My hypothesis being he was a Cult of Personality that became an urban legend that morphed over  300 years as his story was written by 80 different fan boys. By Constantine they had enough of a cannon to put all the shit written together and say fuck all with the advancements of the Hellenistic period. 


Today it would probably be closer to, "And that's why I be like FUCK Rome!" 

The Forum post is edited by Geraldo Respuesta Jun 23 '21
Geraldo Respuesta NUTZ
Geraldo Respuesta Jun 23 '21
This one is good. 
Quote from Wolfie



You'd be surprised how often most seek comfort back in those immaterial chains. I don't get it myself but adversity somehow instills duality in people. Like enough of the negative imprints the abstract essence of God's cum in juxraposition.  It puts fuzzy bullshit on a pedestal of preference.  


It seems to be a path of least resistance to escaping discomfort.


Instead of confronting or pushing the reality of the situation one will insert an idea that gives them false hope, and do so deliberately for the benefit of clinging to a more pleasing belief. 


I'm all for that as a mundane coping mechanism but I will never relate to why this simple insertion of a benefit/detriment comparison can make duality more real. Ultimately ascribing positivity to one side and negativity to another. Why light becomes more valuable in darkness is beyond me. Seems just more shit that happens in aggregate with respect to position and previous decisions. 

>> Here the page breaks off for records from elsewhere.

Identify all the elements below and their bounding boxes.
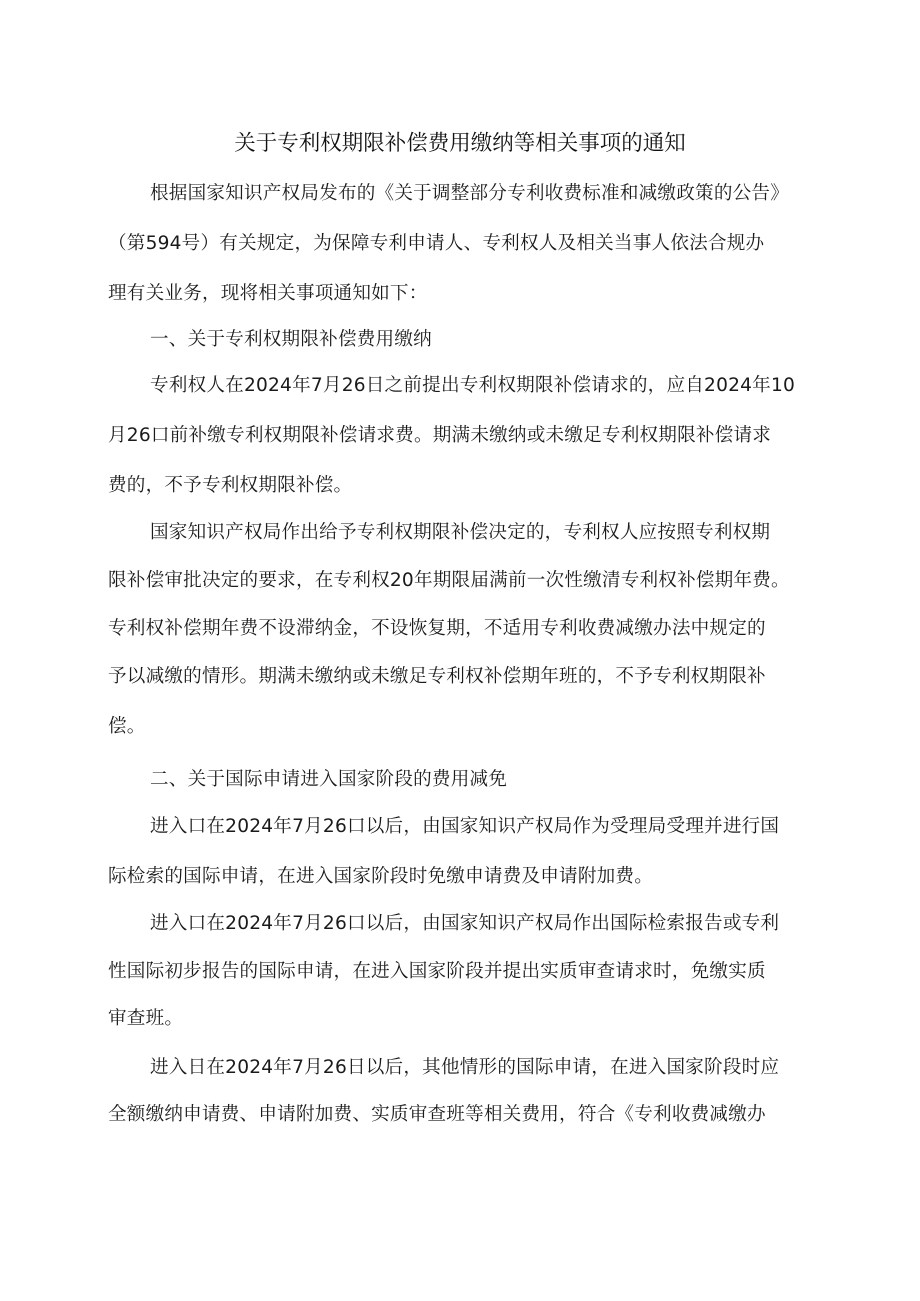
paragraph-line: 理有关业务，现将相关事项通知如下： <box>108 283 428 304</box>
paragraph-line: 际检索的国际申请，在进入国家阶段时免缴申请费及申请附加费。 <box>108 866 654 887</box>
paragraph-line: 专利权补偿期年费不设滞纳金，不设恢复期，不适用专利收费减缴办法中规定的 <box>108 618 766 639</box>
paragraph-line: 进入口在2024年7月26口以后，由国家知识产权局作出国际检索报告或专利 <box>150 913 780 934</box>
paragraph-line: 限补偿审批决定的要求，在专利权20年期限届满前一次性缴清专利权补偿期年费。 <box>108 570 790 591</box>
paragraph-line: 偿。 <box>108 716 146 737</box>
paragraph-line: （第594号）有关规定，为保障专利申请人、专利权人及相关当事人依法合规办 <box>108 233 765 254</box>
paragraph-line: 专利权人在2024年7月26日之前提出专利权期限补偿请求的，应自2024年10 <box>150 375 796 396</box>
section-heading: 一、关于专利权期限补偿费用缴纳 <box>150 329 432 350</box>
paragraph-line: 根据国家知识产权局发布的《关于调整部分专利收费标准和减缴政策的公告》 <box>150 183 789 204</box>
paragraph-line: 予以减缴的情形。期满未缴纳或未缴足专利权补偿期年班的，不予专利权期限补 <box>108 666 766 687</box>
paragraph-line: 进入日在2024年7月26日以后，其他情形的国际申请，在进入国家阶段时应 <box>150 1057 780 1078</box>
paragraph-line: 月26口前补缴专利权期限补偿请求费。期满未缴纳或未缴足专利权期限补偿请求 <box>108 425 772 446</box>
paragraph-line: 性国际初步报告的国际申请，在进入国家阶段并提出实质审查请求时，免缴实质 <box>108 961 766 982</box>
paragraph-line: 审查班。 <box>108 1008 184 1029</box>
section-heading: 二、关于国际申请进入国家阶段的费用减免 <box>150 769 508 790</box>
paragraph-line: 费的，不予专利权期限补偿。 <box>108 475 353 496</box>
paragraph-line: 全额缴纳申请费、申请附加费、实质审查班等相关费用，符合《专利收费减缴办 <box>108 1104 766 1125</box>
document-title: 关于专利权期限补偿费用缴纳等相关事项的通知 <box>234 131 686 156</box>
paragraph-line: 进入口在2024年7月26口以后，由国家知识产权局作为受理局受理并进行国 <box>150 816 780 837</box>
paragraph-line: 国家知识产权局作出给予专利权期限补偿决定的，专利权人应按照专利权期 <box>150 522 771 543</box>
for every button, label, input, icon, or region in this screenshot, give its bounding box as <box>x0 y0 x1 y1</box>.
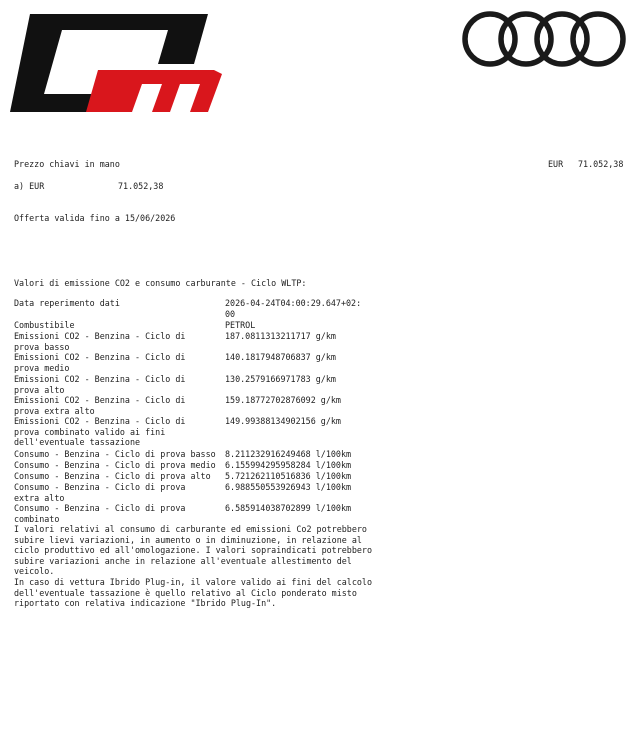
row-value-co2-low: 187.0811313211717 g/km <box>225 331 336 341</box>
row-label-co2-low: Emissioni CO2 - Benzina - Ciclo di prova basso <box>14 331 186 352</box>
offer-validity: Offerta valida fino a 15/06/2026 <box>14 213 176 223</box>
row-label-consumption-high: Consumo - Benzina - Ciclo di prova alto <box>14 471 211 481</box>
four-rings-logo-icon <box>460 8 630 70</box>
row-value-co2-combined: 149.99388134902156 g/km <box>225 416 341 426</box>
row-label-data-date: Data reperimento dati <box>14 298 120 308</box>
row-value-consumption-extra-high: 6.988550553926943 l/100km <box>225 482 352 492</box>
row-label-co2-combined: Emissioni CO2 - Benzina - Ciclo di prova combinato valido ai fini dell'eventuale tassazione <box>14 416 186 447</box>
row-value-consumption-combined: 6.585914038702899 l/100km <box>225 503 352 513</box>
row-label-consumption-extra-high: Consumo - Benzina - Ciclo di prova extra alto <box>14 482 186 503</box>
row-value-co2-extra-high: 159.18772702876092 g/km <box>225 395 341 405</box>
emissions-section-title: Valori di emissione CO2 e consumo carburante - Ciclo WLTP: <box>14 278 307 288</box>
row-label-fuel: Combustibile <box>14 320 75 330</box>
row-label-co2-extra-high: Emissioni CO2 - Benzina - Ciclo di prova extra alto <box>14 395 186 416</box>
row-label-consumption-low: Consumo - Benzina - Ciclo di prova basso <box>14 449 216 459</box>
price-line-a-amount: 71.052,38 <box>118 181 164 191</box>
row-label-co2-medium: Emissioni CO2 - Benzina - Ciclo di prova medio <box>14 352 186 373</box>
price-amount: 71.052,38 <box>578 159 624 169</box>
row-label-co2-high: Emissioni CO2 - Benzina - Ciclo di prova alto <box>14 374 186 395</box>
row-value-co2-medium: 140.1817948706837 g/km <box>225 352 336 362</box>
row-value-fuel: PETROL <box>225 320 256 330</box>
row-value-co2-high: 130.2579166971783 g/km <box>225 374 336 384</box>
dealer-cm-logo-icon <box>8 12 224 112</box>
row-value-consumption-low: 8.211232916249468 l/100km <box>225 449 352 459</box>
row-value-data-date: 2026-04-24T04:00:29.647+02: 00 <box>225 298 362 319</box>
price-label: Prezzo chiavi in mano <box>14 159 120 169</box>
row-label-consumption-combined: Consumo - Benzina - Ciclo di prova combinato <box>14 503 186 524</box>
emissions-note-variations: I valori relativi al consumo di carburante ed emissioni Co2 potrebbero subire lievi variazioni, in aumento o in diminuzione, in relazione al ciclo produttivo ed all'omologazione. I valori sopraindicati potrebbero subire variazioni anche in relazione all'eventuale allestimento del veicolo. <box>14 524 372 576</box>
row-value-consumption-medium: 6.155994295958284 l/100km <box>225 460 352 470</box>
price-line-a-label: a) EUR <box>14 181 45 191</box>
emissions-note-plugin-hybrid: In caso di vettura Ibrido Plug-in, il valore valido ai fini del calcolo dell'eventuale tassazione è quello relativo al Ciclo ponderato misto riportato con relativa indicazione "Ibrido Plug-In". <box>14 577 372 608</box>
row-value-consumption-high: 5.721262110516836 l/100km <box>225 471 352 481</box>
row-label-consumption-medium: Consumo - Benzina - Ciclo di prova medio <box>14 460 216 470</box>
price-currency: EUR <box>548 159 564 169</box>
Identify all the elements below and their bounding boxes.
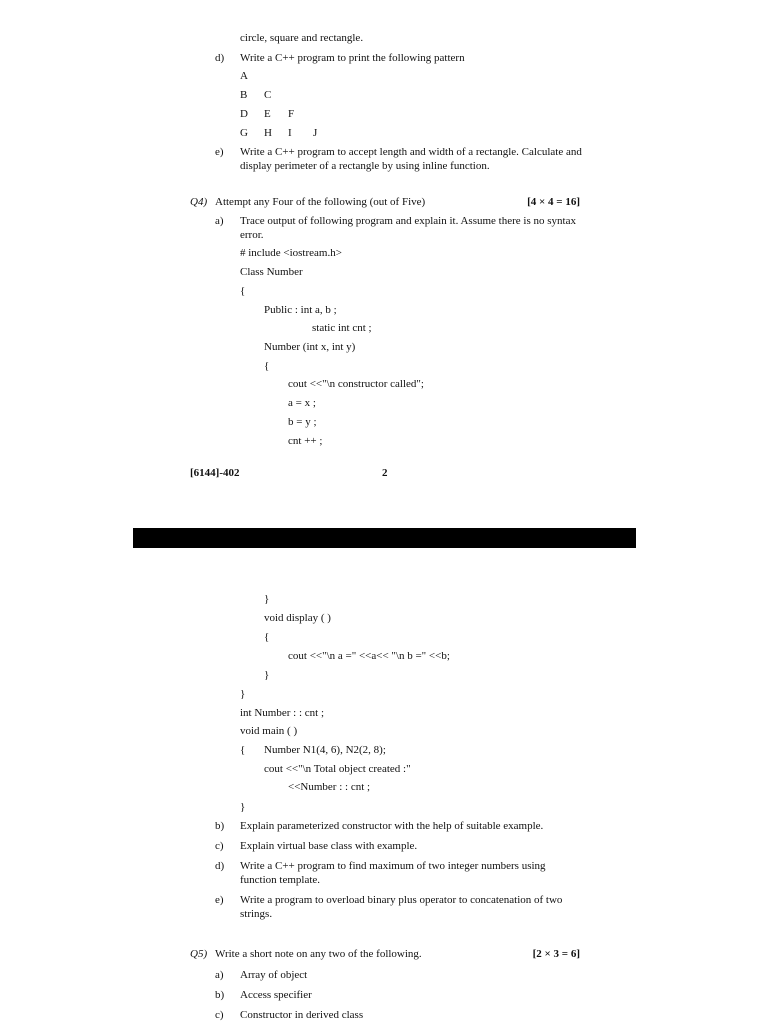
code-line: Number N1(4, 6), N2(2, 8); xyxy=(264,744,386,756)
code-line: void display ( ) xyxy=(264,612,331,624)
q5-number: Q5) xyxy=(190,948,208,960)
q4b-label: b) xyxy=(215,820,225,832)
code-line: # include <iostream.h> xyxy=(240,247,342,259)
code-line: Class Number xyxy=(240,266,303,278)
pattern-cell: D xyxy=(240,108,248,120)
q5b-text: Access specifier xyxy=(240,989,312,1001)
code-line: cout <<"\n a =" <<a<< "\n b =" <<b; xyxy=(288,650,450,662)
code-line: } xyxy=(240,801,246,813)
code-line: b = y ; xyxy=(288,416,317,428)
page-divider-bar xyxy=(133,528,636,548)
pattern-cell: B xyxy=(240,89,248,101)
q4e-label: e) xyxy=(215,894,224,906)
pattern-cell: E xyxy=(264,108,271,120)
code-line: { xyxy=(240,744,246,756)
code-line: cnt ++ ; xyxy=(288,435,323,447)
code-line: a = x ; xyxy=(288,397,316,409)
code-line: int Number : : cnt ; xyxy=(240,707,325,719)
q5-marks: [2 × 3 = 6] xyxy=(532,948,580,960)
pattern-cell: G xyxy=(240,127,248,139)
code-line: } xyxy=(264,593,270,605)
code-line: } xyxy=(240,688,246,700)
q5a-text: Array of object xyxy=(240,969,308,981)
paper-code: [6144]-402 xyxy=(190,467,240,479)
q4a-label: a) xyxy=(215,215,224,227)
q5a-label: a) xyxy=(215,969,224,981)
code-line: cout <<"\n constructor called"; xyxy=(288,378,424,390)
page-number: 2 xyxy=(382,467,388,479)
pattern-cell: H xyxy=(264,127,272,139)
q3e-label: e) xyxy=(215,146,224,158)
q4-marks: [4 × 4 = 16] xyxy=(527,196,580,208)
code-line: { xyxy=(264,631,270,643)
pattern-cell: A xyxy=(240,70,248,82)
continuation-text: circle, square and rectangle. xyxy=(240,32,364,44)
q4-number: Q4) xyxy=(190,196,208,208)
q3d-label: d) xyxy=(215,52,225,64)
q4e-text: Write a program to overload binary plus operator to concatenation of two strings. xyxy=(240,894,563,920)
q4a-text: Trace output of following program and explain it. Assume there is no syntax error. xyxy=(240,215,576,241)
q5b-label: b) xyxy=(215,989,225,1001)
code-line: void main ( ) xyxy=(240,725,298,737)
q5c-label: c) xyxy=(215,1009,224,1021)
pattern-cell: F xyxy=(288,108,295,120)
pattern-cell: J xyxy=(313,127,318,139)
pattern-cell: C xyxy=(264,89,272,101)
q4b-text: Explain parameterized constructor with the help of suitable example. xyxy=(240,820,544,832)
q4d-text: Write a C++ program to find maximum of two integer numbers using function template. xyxy=(240,860,546,886)
code-line: } xyxy=(264,669,270,681)
q4d-label: d) xyxy=(215,860,225,872)
code-line: Number (int x, int y) xyxy=(264,341,356,353)
q4c-label: c) xyxy=(215,840,224,852)
exam-page-bottom xyxy=(0,548,768,1024)
code-line: { xyxy=(264,360,270,372)
code-line: { xyxy=(240,285,246,297)
q5-text: Write a short note on any two of the following. xyxy=(215,948,422,960)
q3d-text: Write a C++ program to print the following pattern xyxy=(240,52,465,64)
code-line: static int cnt ; xyxy=(312,322,372,334)
code-line: <<Number : : cnt ; xyxy=(288,781,371,793)
code-line: Public : int a, b ; xyxy=(264,304,337,316)
q3e-text: Write a C++ program to accept length and width of a rectangle. Calculate and display perimeter of a rectangle by using inline function. xyxy=(240,146,582,172)
q4c-text: Explain virtual base class with example. xyxy=(240,840,418,852)
q4-text: Attempt any Four of the following (out of Five) xyxy=(215,196,426,208)
pattern-cell: I xyxy=(288,127,292,139)
q5c-text: Constructor in derived class xyxy=(240,1009,364,1021)
code-line: cout <<"\n Total object created :" xyxy=(264,763,411,775)
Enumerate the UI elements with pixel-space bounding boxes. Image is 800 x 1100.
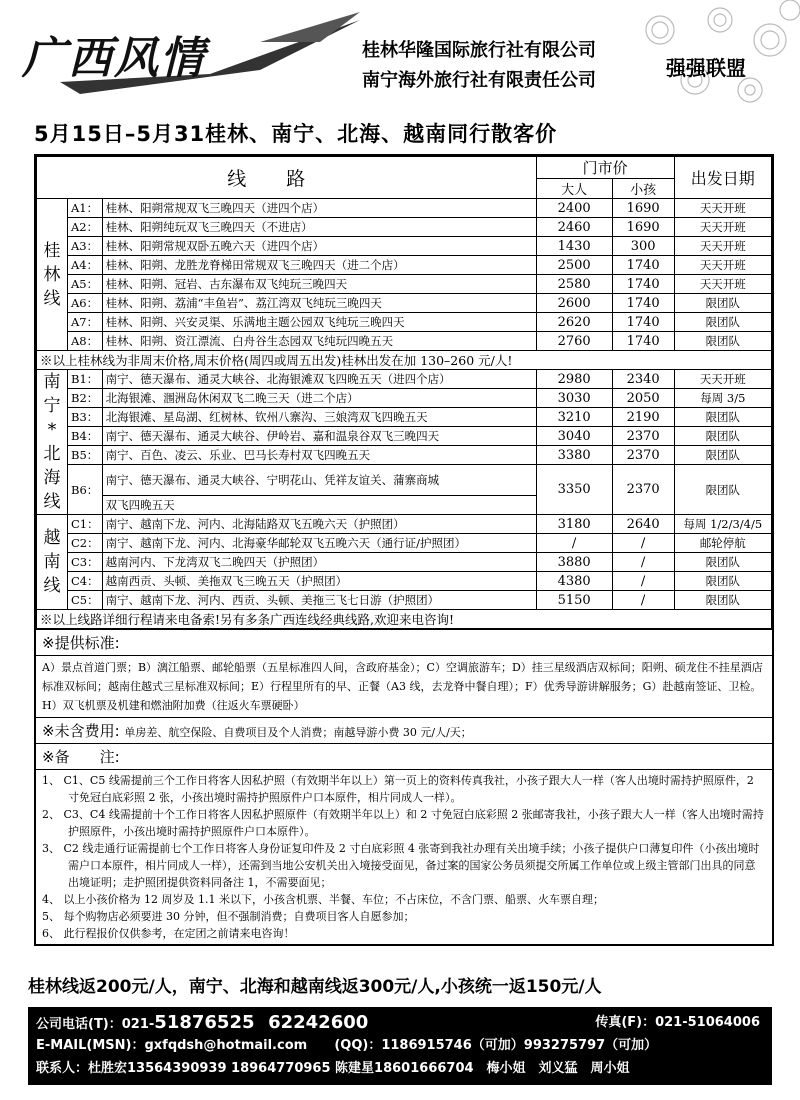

In analogy it's putting the overheated billet into a safety of a water quench without considering all those stress fractures that will occur. 



The Forum post is edited by Geraldo Respuesta Jun 23 '21
Wolfie
Wolfie Jun 24 '21
Both of your posts were excellent, Geraldo.


Pulling insights together, I produced Lucifer's Charge, which I recite in my room in the dark of night, two small red candles burning, each in a miniature cast iron pot. The purpose of this is entirely psychological and entirely worth doing, because in psychology we live and move and have our being.



The Forum post is edited by Wolfie Jun 24 '21
donot
donot Sep 23 '21
Well, I like this thing with the candles. While it's purely psychological, it, in a sense, reverberates the iconic into reality. 
Aborior Translatione
The first step is recognition of "it". A lot of gate guarding apes autofail on that one. 


What is "it"? It's it, and it's a lot like a euphemism for fucking. 



 .

Can you feel it, see it, hear it today? 

If you can't then it doesn't matter anyway. 


The Forum post is edited by Aborior Translatione Sep 23 '21
Phil_Lopian
Phil_Lopian Sep 25 '21
Lucifurryanism:



donot
donot Sep 26 '21
In a way Lucifer does not forbid people to be touched by love and sentiment. In a way there's no difference about it, you're meager parts of the general conception: going straight to the iceberg.